Culture

Cinq romans de la rentrée littéraire 2021 pour bien commencer l'année

Quatre autrices et un auteur réfléchissent à la façon dont la vie les confronte, ou confronte leurs personnages, à la solitude.

Alexandra Matine, Nesrine Slaoui, Virginie Noar, Gabrielle FIlteau-Chiba, Martin Dumont. | Montage Slate.fr
Alexandra Matine, Nesrine Slaoui, Virginie Noar, Gabrielle FIlteau-Chiba, Martin Dumont. | Montage Slate.fr

Temps de lecture: 6 minutes

En ce début d'année civile, une nouvelle fournée d'ouvrages de grande qualité débarque sur les étalages des librairies.
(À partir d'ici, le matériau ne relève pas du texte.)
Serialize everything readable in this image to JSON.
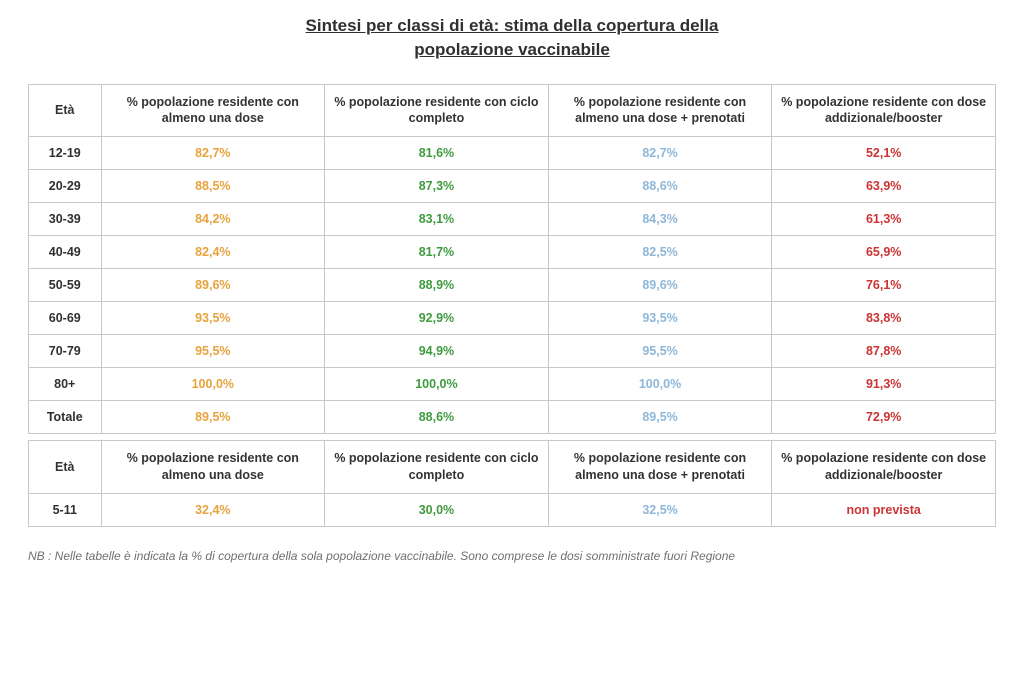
{
  "title_line1": "Sintesi per classi di età: stima della copertura della",
  "title_line2": "popolazione vaccinabile",
  "headers": {
    "age": "Età",
    "col1": "% popolazione residente con almeno una dose",
    "col2": "% popolazione residente con ciclo completo",
    "col3": "% popolazione residente con almeno una dose + prenotati",
    "col4": "% popolazione residente con dose addizionale/booster"
  },
  "colors": {
    "col1": "#e8a33d",
    "col2": "#3f9b3f",
    "col3": "#8fb7d8",
    "col4": "#cc3333",
    "header_text": "#333333",
    "row_label": "#303030",
    "border": "#c8c8c8",
    "background": "#ffffff",
    "footnote": "#707070"
  },
  "font": {
    "title_size_pt": 13,
    "cell_size_pt": 9.5,
    "footnote_size_pt": 9,
    "family": "Verdana/Tahoma sans-serif",
    "weight_data": "bold",
    "weight_header": "bold"
  },
  "layout": {
    "col_widths_pct": [
      7.5,
      23.125,
      23.125,
      23.125,
      23.125
    ],
    "alignment": "center"
  },
  "type": "table",
  "main_rows": [
    {
      "age": "12-19",
      "c1": "82,7%",
      "c2": "81,6%",
      "c3": "82,7%",
      "c4": "52,1%"
    },
    {
      "age": "20-29",
      "c1": "88,5%",
      "c2": "87,3%",
      "c3": "88,6%",
      "c4": "63,9%"
    },
    {
      "age": "30-39",
      "c1": "84,2%",
      "c2": "83,1%",
      "c3": "84,3%",
      "c4": "61,3%"
    },
    {
      "age": "40-49",
      "c1": "82,4%",
      "c2": "81,7%",
      "c3": "82,5%",
      "c4": "65,9%"
    },
    {
      "age": "50-59",
      "c1": "89,6%",
      "c2": "88,9%",
      "c3": "89,6%",
      "c4": "76,1%"
    },
    {
      "age": "60-69",
      "c1": "93,5%",
      "c2": "92,9%",
      "c3": "93,5%",
      "c4": "83,8%"
    },
    {
      "age": "70-79",
      "c1": "95,5%",
      "c2": "94,9%",
      "c3": "95,5%",
      "c4": "87,8%"
    },
    {
      "age": "80+",
      "c1": "100,0%",
      "c2": "100,0%",
      "c3": "100,0%",
      "c4": "91,3%"
    },
    {
      "age": "Totale",
      "c1": "89,5%",
      "c2": "88,6%",
      "c3": "89,5%",
      "c4": "72,9%"
    }
  ],
  "sub_rows": [
    {
      "age": "5-11",
      "c1": "32,4%",
      "c2": "30,0%",
      "c3": "32,5%",
      "c4": "non prevista"
    }
  ],
  "footnote": "NB : Nelle tabelle è indicata la % di copertura della sola popolazione vaccinabile. Sono comprese le dosi somministrate fuori Regione"
}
Ces cinq artistes dont c'est le premier ou le deuxième livre tirent incontestablement leur épingle du jeu.

«Les Grandes Occasions», sourire pour la photo

 


Alexandra Matine. | Chloé Vollmer-Lo

Est-ce que nous aussi, quand nous aurons atteint un âge avancé, nous n'aurons d'autre obsession que celle de réunir à la même table tous nos enfants, quoi qu'il en coûte? Plus franchement dans la fleur de l'âge, Esther ne semble poursuivre que cet unique rêve. Le récit des préparatifs du déjeuner alterne avec les retours en arrière. Une existence entière dédiée à Reza, son médecin de mari, ainsi qu'à leurs deux filles et leurs deux fils.

C'est autour de ce repas idéal, qui n'aura pas lieu, qu'Alexandra Matine signe un premier roman aussi amer qu'enveloppant, qui montre que tous les sacrifices du monde ne suffisent pas à transformer une somme d'individualités en une famille soudée. L'écriture est vive, énergique, d'une admirable précision, faisant de ce non-déjeuner estival un moment mémorable.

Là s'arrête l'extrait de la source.